Pero la democracia es, en esencia, un sistema político que refleja un fenómeno cultural. Su sustento profundo está en el respeto al derecho, en el predominio de las leyes por la sobre voluntad omnímoda del caudillo y en la capacidad de convivir en espacios de tolerancia que permitan la integración de las mayorías con minorías diversas. La falta de esa tradición cultural en la América Latina de los grandes caudillos, ha encontrado la forma de manifestarse alumbrando sistemas que con las formas de la democracia, tales como el voto periódico y organizado, traicionan y deforman el verdadero espíritu democrático. Se valen para ello del manejo de la prensa para manipular la información, la estatización de la economía, la búsqueda de las reelecciones continuas, la exclusión de las minorías, el empleo de los bienes del Estado para sustentar los proyectos políticos personales, la subordinación de los distintos poderes bajo la presión de un poder central y la confusión entre el Estado y el Gobierno. Por cierto que aun con estas limitaciones se ha progresado desde la América de los golpes de estado o el totalitarismo unipartidario, pero aun queda mucho camino por recorrer y una Cuba afuera del sistema.

ACTOR POR ACTOR

Quizás lo peor que le pasó a la América Latina contemporánea, fue que el país con mayor capacidad financiera por el ingreso de fondos de la exportación del petróleo quedó bajo el control de un líder con sus ojos vueltos al pasado. Hugo Chavez, militar golpista devenido en presidente democrático, que en pleno siglo XXI quiere regresar a formas radicalizadas de socialismo obsoletas y que no sólo se ufana de hacer una revolución desde el poder sino de exportarla. Su influencia contribuyó a radicalizar al indigenismo de Morales en Bolivia, a reforzar la marcha al socialismo de Correa en Ecuador, a apoyar económicamente al régimen con añoranzas setentistas de los Kirchner en Argentina y lo que es más grave, a suministrar apoyo logístico y político a la banda narcoterrorista de las Fuerzas Armadas Revolucionarias de Colombia que atentan contra el estado de derecho en ese país.

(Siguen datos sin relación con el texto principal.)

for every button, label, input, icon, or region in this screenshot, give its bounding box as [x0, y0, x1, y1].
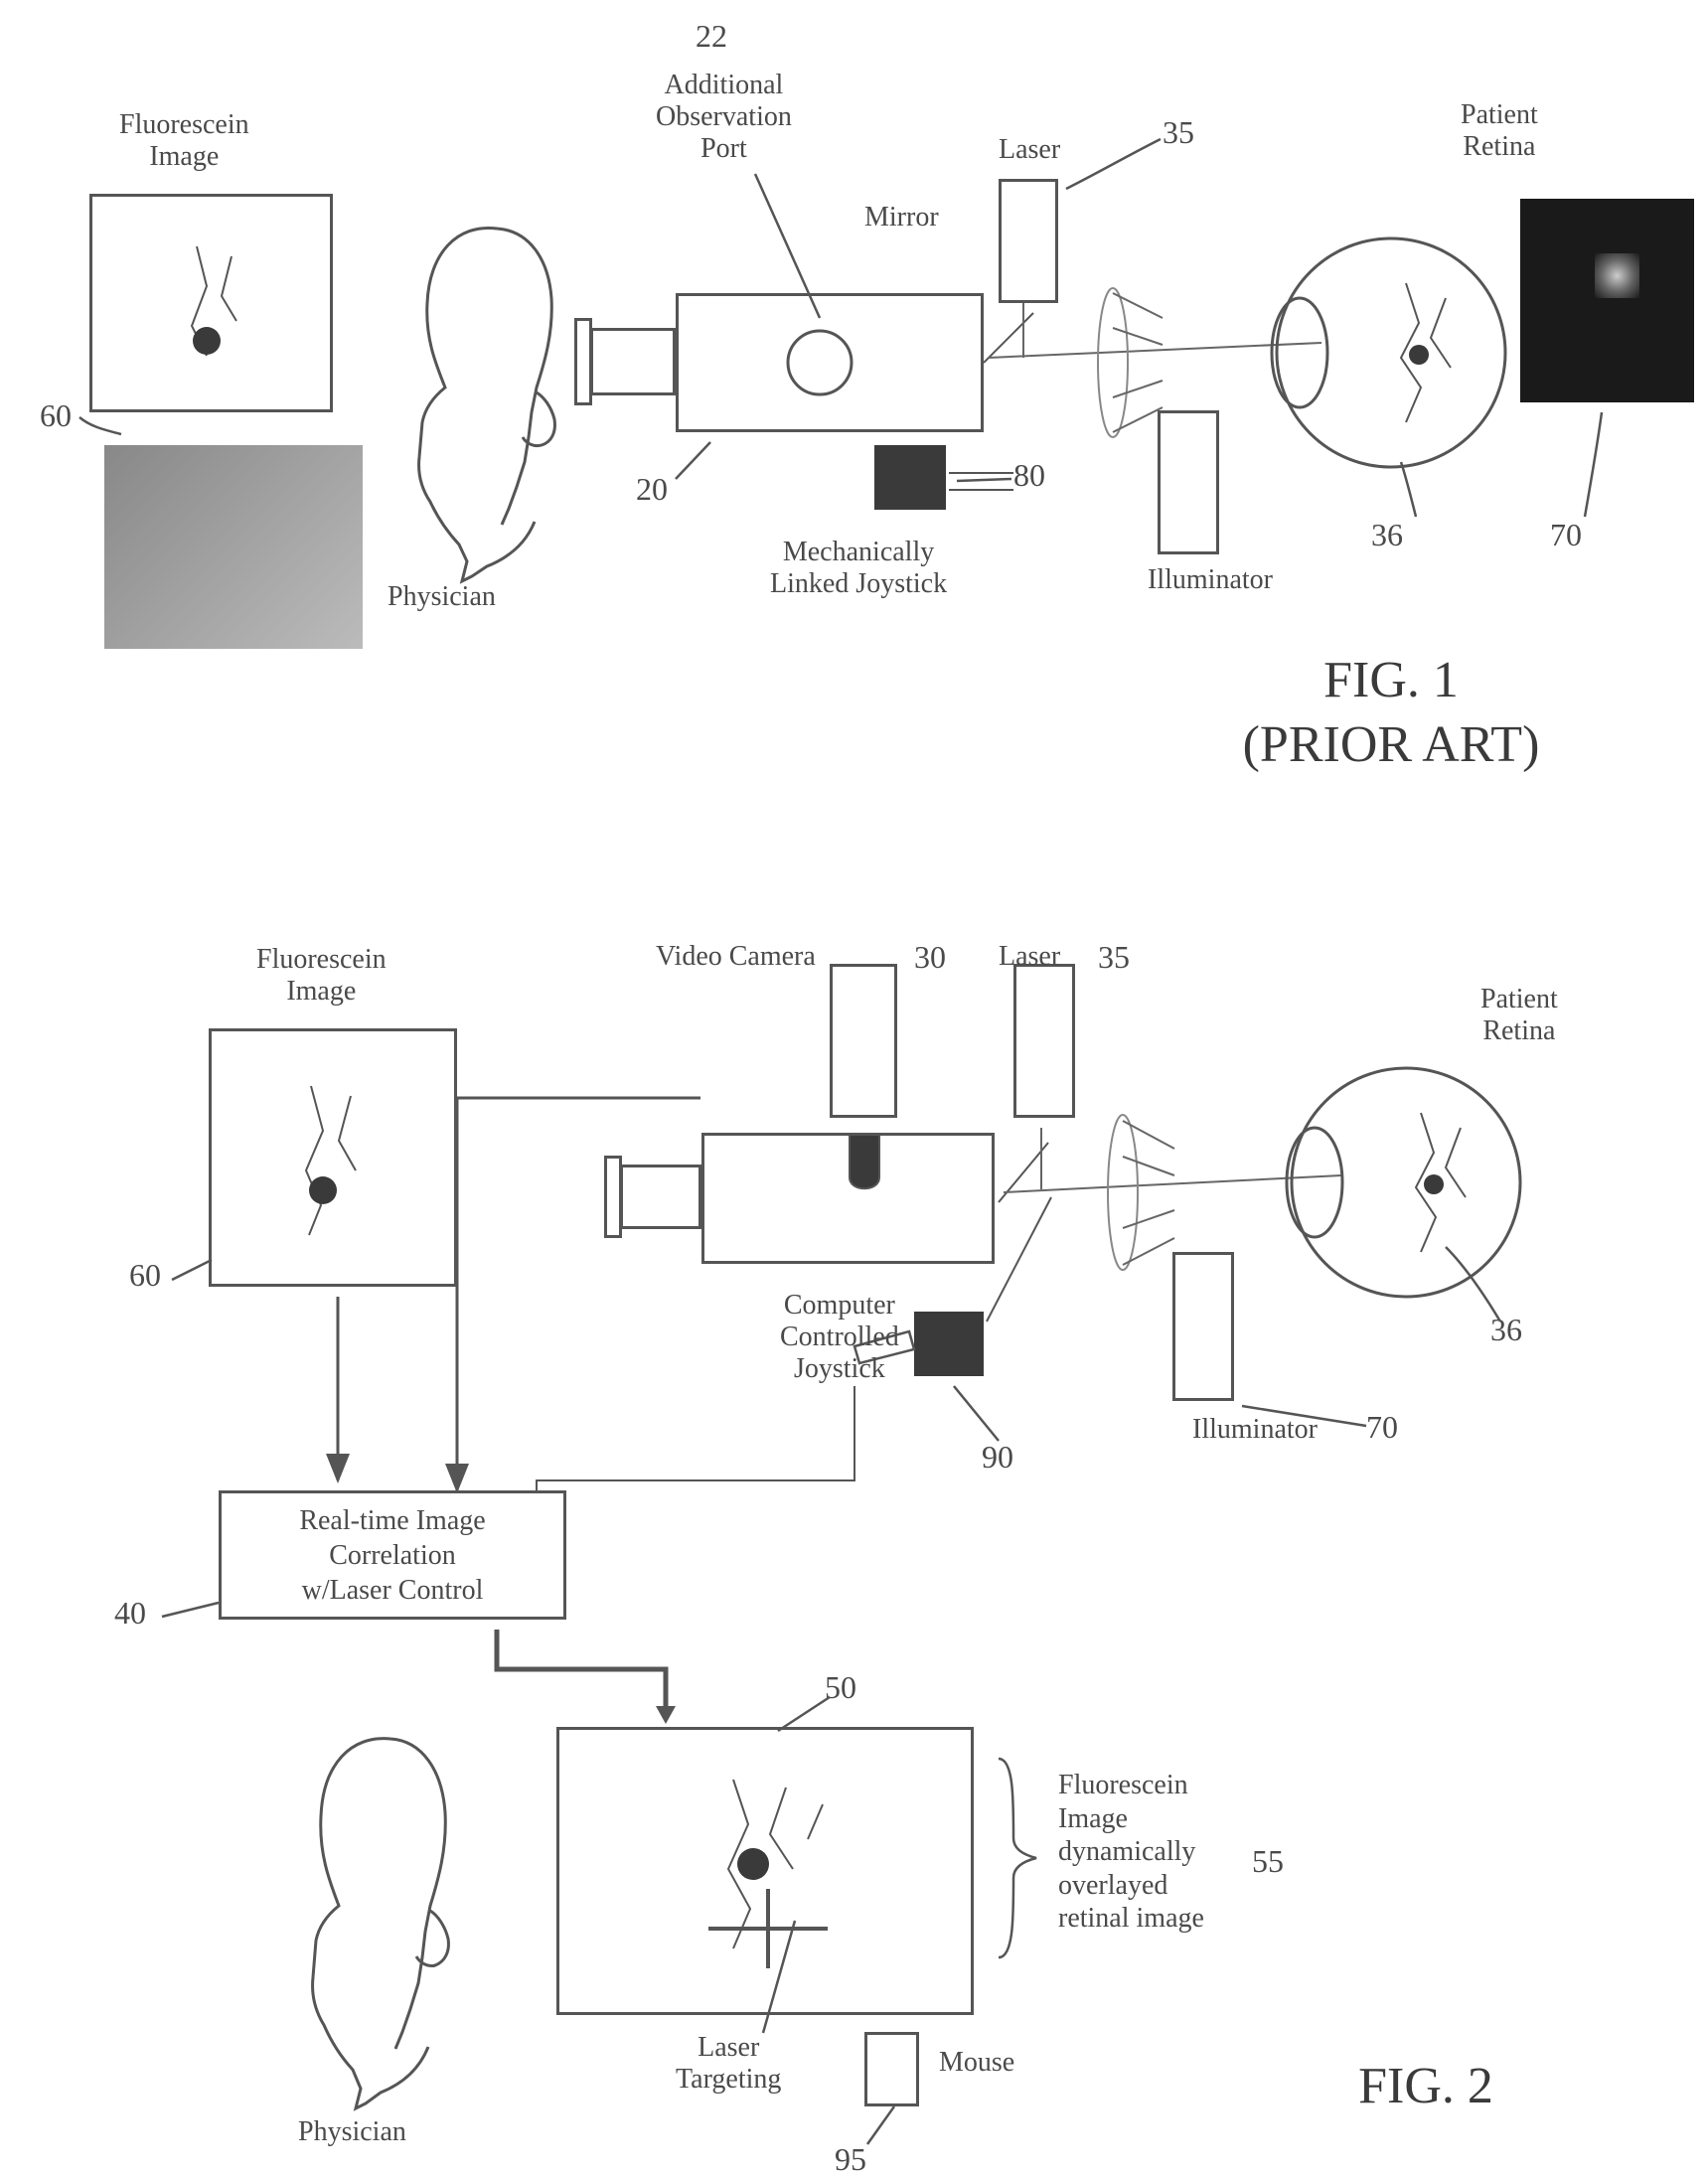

En contraposición, Brasil sorprendió con la moderación y la interpretación de las claves de la integración en el mundo global del presidente Lula Da Silva, que por provenir de la izquierda gremial hizo temer un cambio violento en el país más grande de la región.
Por encima de los procesos singulares, las claves del futuro de América Latina pasan por saber cual de las dos tendencias en pugna se impondrá en la región. ¿Será la de los países que se integran al mundo global como Brasil, Méjico, Chile y Colombia o será la de los aislacionistas confrontativos y retrógrados de Venezuela, Argentina, Ecuador y Bolivia?. Aunque los efectos de las políticas de confrontación interna y externa ya están mostrando sus efectos nocivos en la declinante economía Argentina y en una Bolivia con riesgo de secesión, no está dicha aun la última palabra. El éxito final de cada proceso depende de la capacidad de la ciudadanía para modificar las acciones asfixiantes con actitudes valientes como las que tuvieron los productores agropecuarios argentinos, cuando se pretendió ahogarlos con impuestos confiscatorios. Es fundamental la aparición de líderes que sepan interpretar los desafíos del Siglo XXI que son de carácter científico, económico y ético. La historia humana no es determinística porque puede ser cambiada por la acción del hombre que es impredecible. Por ello esta oportunidad histórica de América Latina de aprovechar la coincidencia de regímenes democráticos con un contexto económico favorable sólo será aprovechada si sus habitantes asumen activamente su rol de ciudadanos.